Four Levels of Staff Management
At the Base: Operational Staff Management
Since work relationships between employer and employee carry a certain exchange, cooperative and hierarchical dimension, such a relationship is never really free from tension. This is the reason why management is quite important at this level. This means that several factors need to be carefully assessed:
- Who is or is not appropriate for a certain function.
- Achievements need to be assessed and properly rewarded
- Skills need to be maintained or updated (through, for example, training courses)
This is the most visible part of staff management, often implemented by those that are directly leading those on the work floor (such as team leaders, or managers).
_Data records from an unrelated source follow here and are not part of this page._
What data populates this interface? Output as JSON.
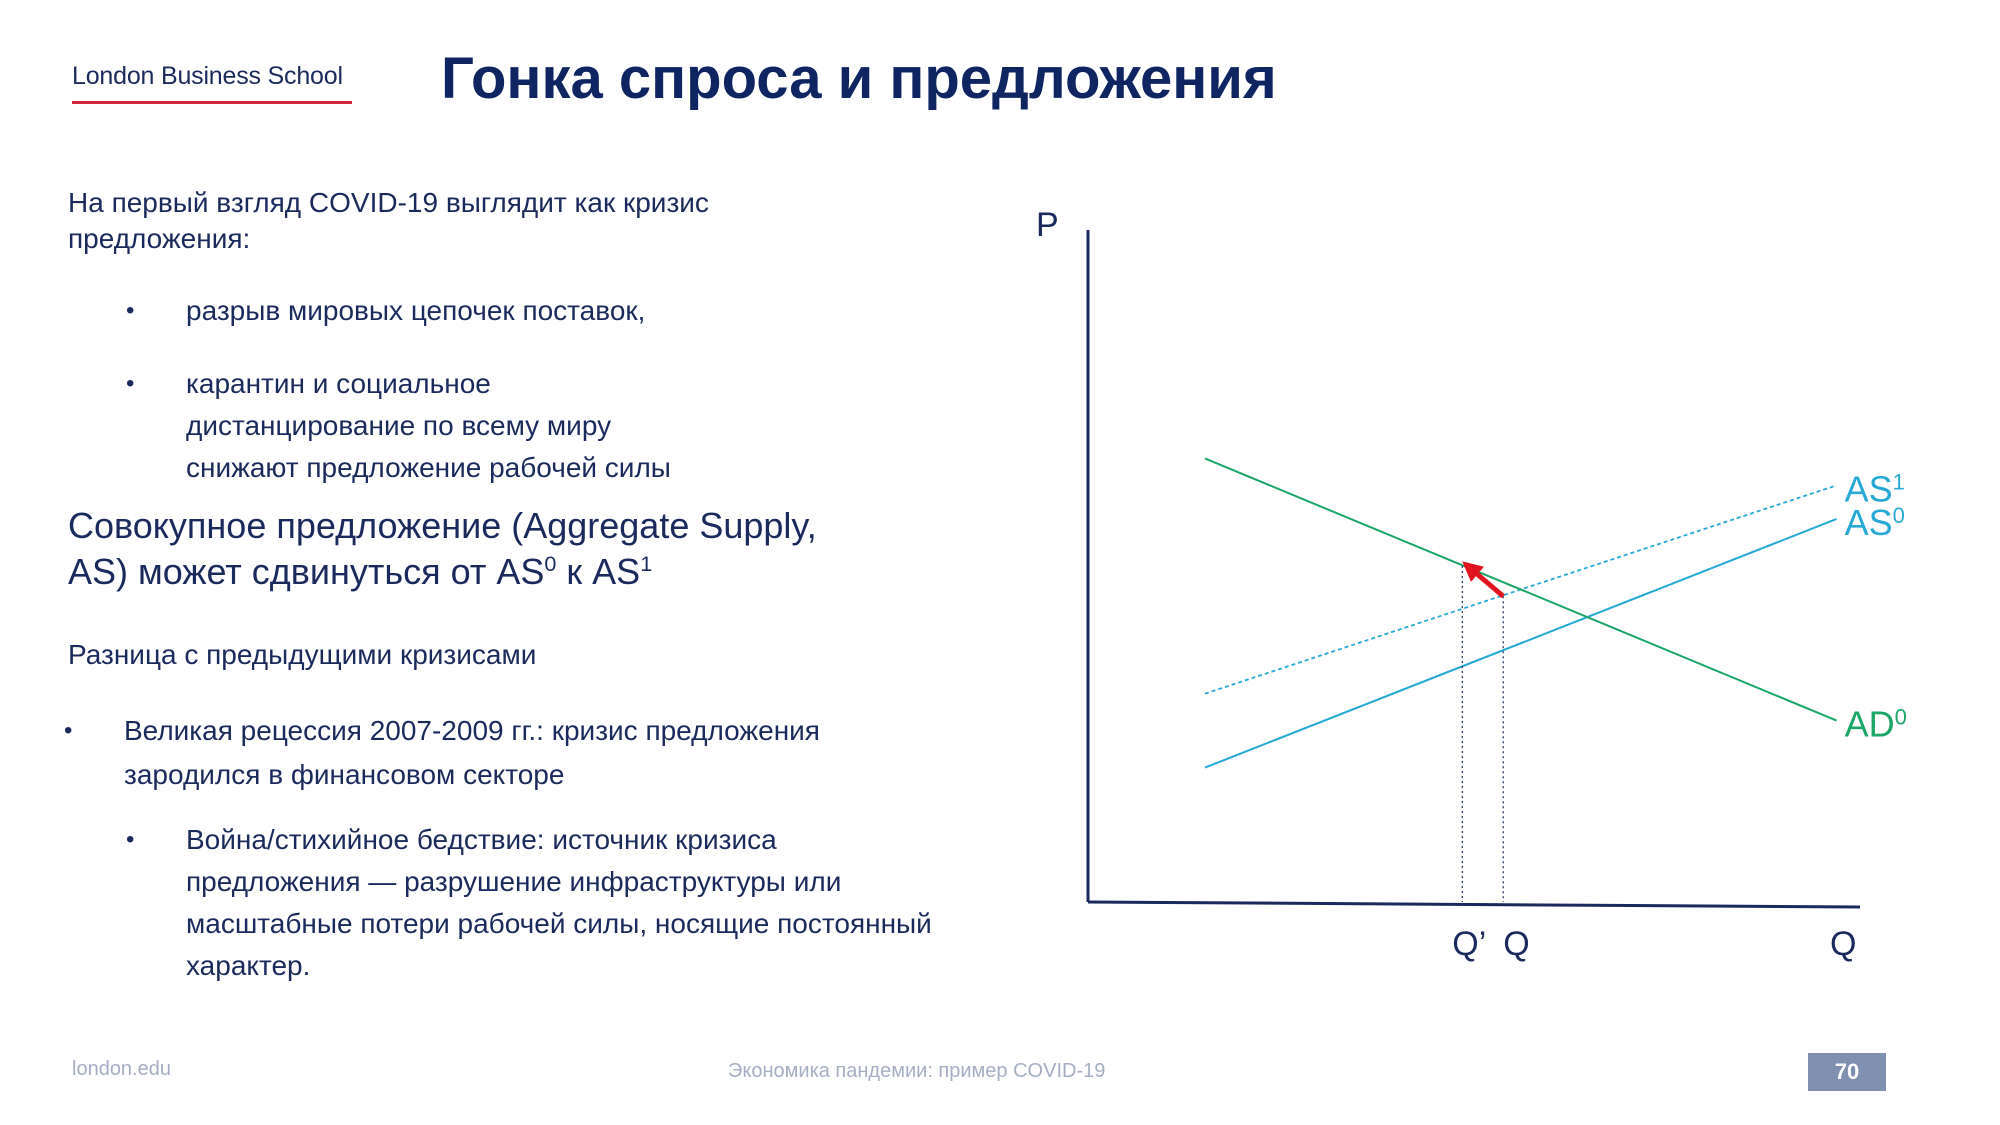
{
  "header": {
    "logo_text": "London Business School",
    "title": "Гонка спроса и предложения"
  },
  "body": {
    "intro": "На первый взгляд COVID-19 выглядит как кризис предложения:",
    "bullets": [
      "разрыв мировых цепочек поставок,",
      "карантин и социальное дистанцирование по всему миру снижают предложение рабочей силы"
    ],
    "big_text_main": "Совокупное предложение (Aggregate Supply, AS) может сдвинуться от AS",
    "big_text_sup1": "0",
    "big_text_mid": " к AS",
    "big_text_sup2": "1",
    "subheading": "Разница с предыдущими кризисами",
    "crisis_bullets": [
      "Великая рецессия 2007-2009 гг.: кризис предложения зародился в финансовом секторе",
      "Война/стихийное бедствие: источник кризиса предложения — разрушение инфраструктуры или масштабные потери рабочей силы, носящие постоянный характер."
    ]
  },
  "chart_data": {
    "type": "line",
    "y_axis_label": "P",
    "x_axis_label": "Q",
    "x_ticks": [
      "Q’",
      "Q"
    ],
    "series": [
      {
        "name": "AS",
        "sup": "1",
        "color": "#27a9d6",
        "style": "dashed",
        "from": [
          1,
          3.1
        ],
        "to": [
          6.4,
          6.2
        ]
      },
      {
        "name": "AS",
        "sup": "0",
        "color": "#27a9d6",
        "style": "solid",
        "from": [
          1,
          2
        ],
        "to": [
          6.4,
          5.7
        ]
      },
      {
        "name": "AD",
        "sup": "0",
        "color": "#1aa666",
        "style": "solid",
        "from": [
          1,
          6.6
        ],
        "to": [
          6.4,
          2.7
        ]
      }
    ],
    "equilibria": [
      {
        "label": "Q’",
        "x": 3.2,
        "y": 5.0
      },
      {
        "label": "Q",
        "x": 3.55,
        "y": 4.55
      }
    ],
    "shift_arrow": {
      "color": "#e0141e",
      "from": [
        3.55,
        4.55
      ],
      "to": [
        3.2,
        5.0
      ]
    },
    "xlim": [
      0,
      6.6
    ],
    "ylim": [
      0,
      10
    ]
  },
  "footer": {
    "site": "london.edu",
    "caption": "Экономика пандемии: пример COVID-19",
    "page": "70"
  }
}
Setting Course: Strategic Regulation
Companies and institutions depend on their ‘environment’ for their existence. They have to fulfill a function on the economic market, possess sufficient financial means and be able to attract employees. So, in every organization, decisions have to be made to safeguard the existence and longevity of the organization. These decisions are often made by the top of the organization, the board of directors, for example. Such decisions, in turn, have a substantial influence on the role of the staff in the company.
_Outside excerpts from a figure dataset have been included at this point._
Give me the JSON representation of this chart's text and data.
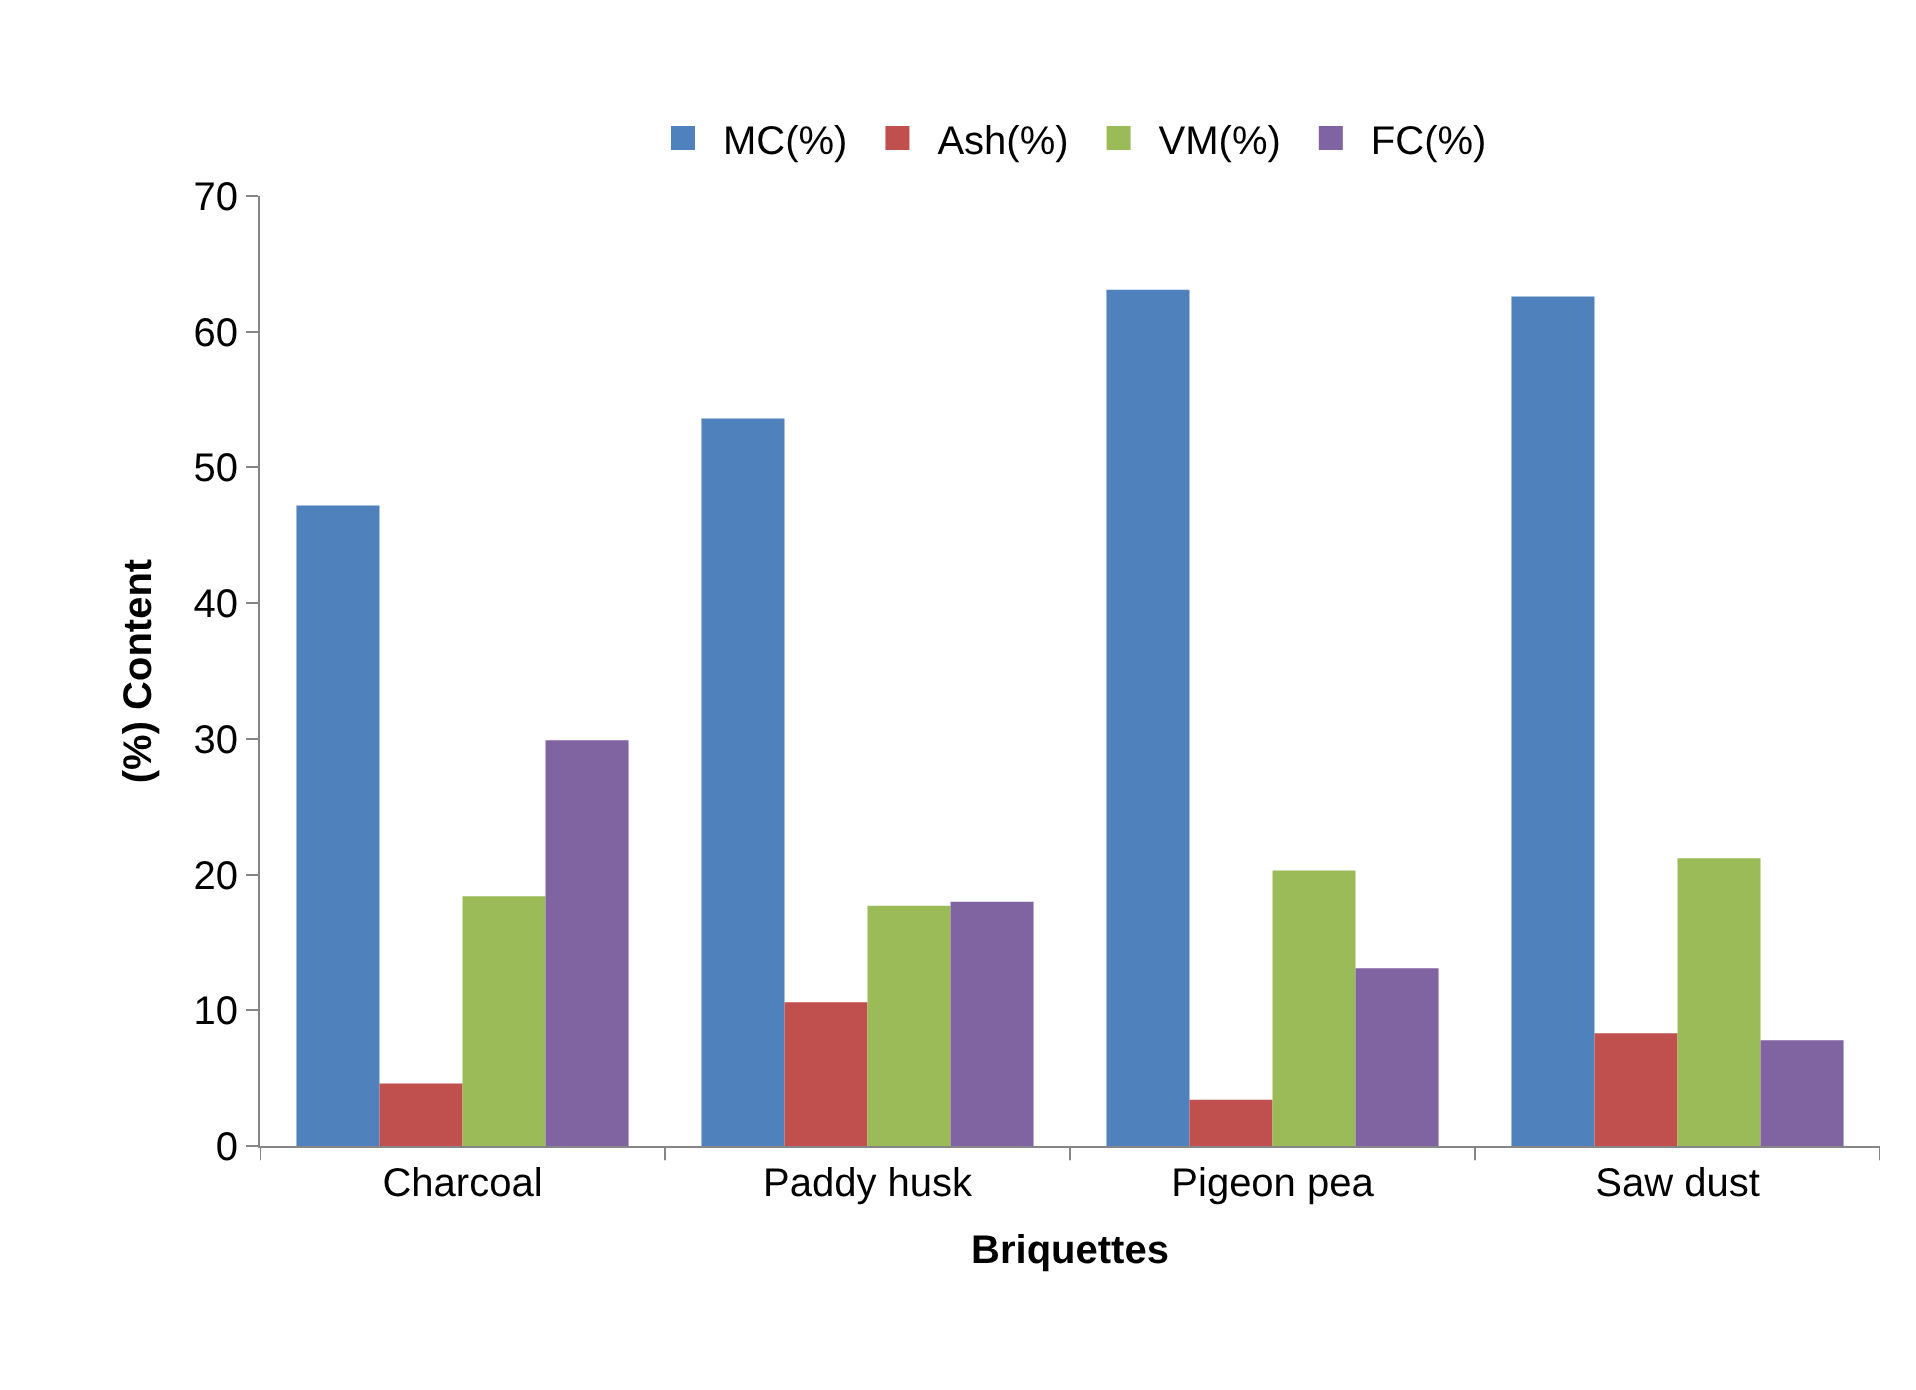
{
  "chart_data": {
    "type": "bar",
    "xlabel": "Briquettes",
    "ylabel": "(%) Content",
    "categories": [
      "Charcoal",
      "Paddy husk",
      "Pigeon pea",
      "Saw dust"
    ],
    "series": [
      {
        "name": "MC(%)",
        "color": "#4f81bd",
        "values": [
          47.2,
          53.6,
          63.1,
          62.6
        ]
      },
      {
        "name": "Ash(%)",
        "color": "#c0504d",
        "values": [
          4.6,
          10.6,
          3.4,
          8.3
        ]
      },
      {
        "name": "VM(%)",
        "color": "#9bbb59",
        "values": [
          18.4,
          17.7,
          20.3,
          21.2
        ]
      },
      {
        "name": "FC(%)",
        "color": "#8064a2",
        "values": [
          29.9,
          18.0,
          13.1,
          7.8
        ]
      }
    ],
    "ylim": [
      0,
      70
    ],
    "yticks": [
      0,
      10,
      20,
      30,
      40,
      50,
      60,
      70
    ],
    "legend": "top"
  }
}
The focus of this level lies on the maintaining of the longevity and continuity of the organization, more than on the staff events themselves.
Fitting Up the Company: Tactical Staff Management
After the course is set, the company needs to be organized in such a way that the goals that are set can indeed be achieved. Based on the chosen course, means have to be chosen and distributed, with attention to the strategic points mentioned in the previous paragraph. Strategic and tactical decisions are indeed often considered and made in close internal coherence.
When determining the paths that could lead to the fulfillment of the set goals, a thorough insight in the effects on staff level of different decisions is advisable.
Staff Management and Society: Institutional Regulation
Organizations or companies also generate social effects on a large scale. They determine the wealth level of a country or region, create job opportunities and decide who can partake in the work process. So it is not surprising that work relationships (just as the companies themselves) are subject to social or institutional control. In the course of industrial history an intricate network of labor institutions is brought into existence (such as unions). These exert influence on what can and cannot be done in the relationship between employer and employee.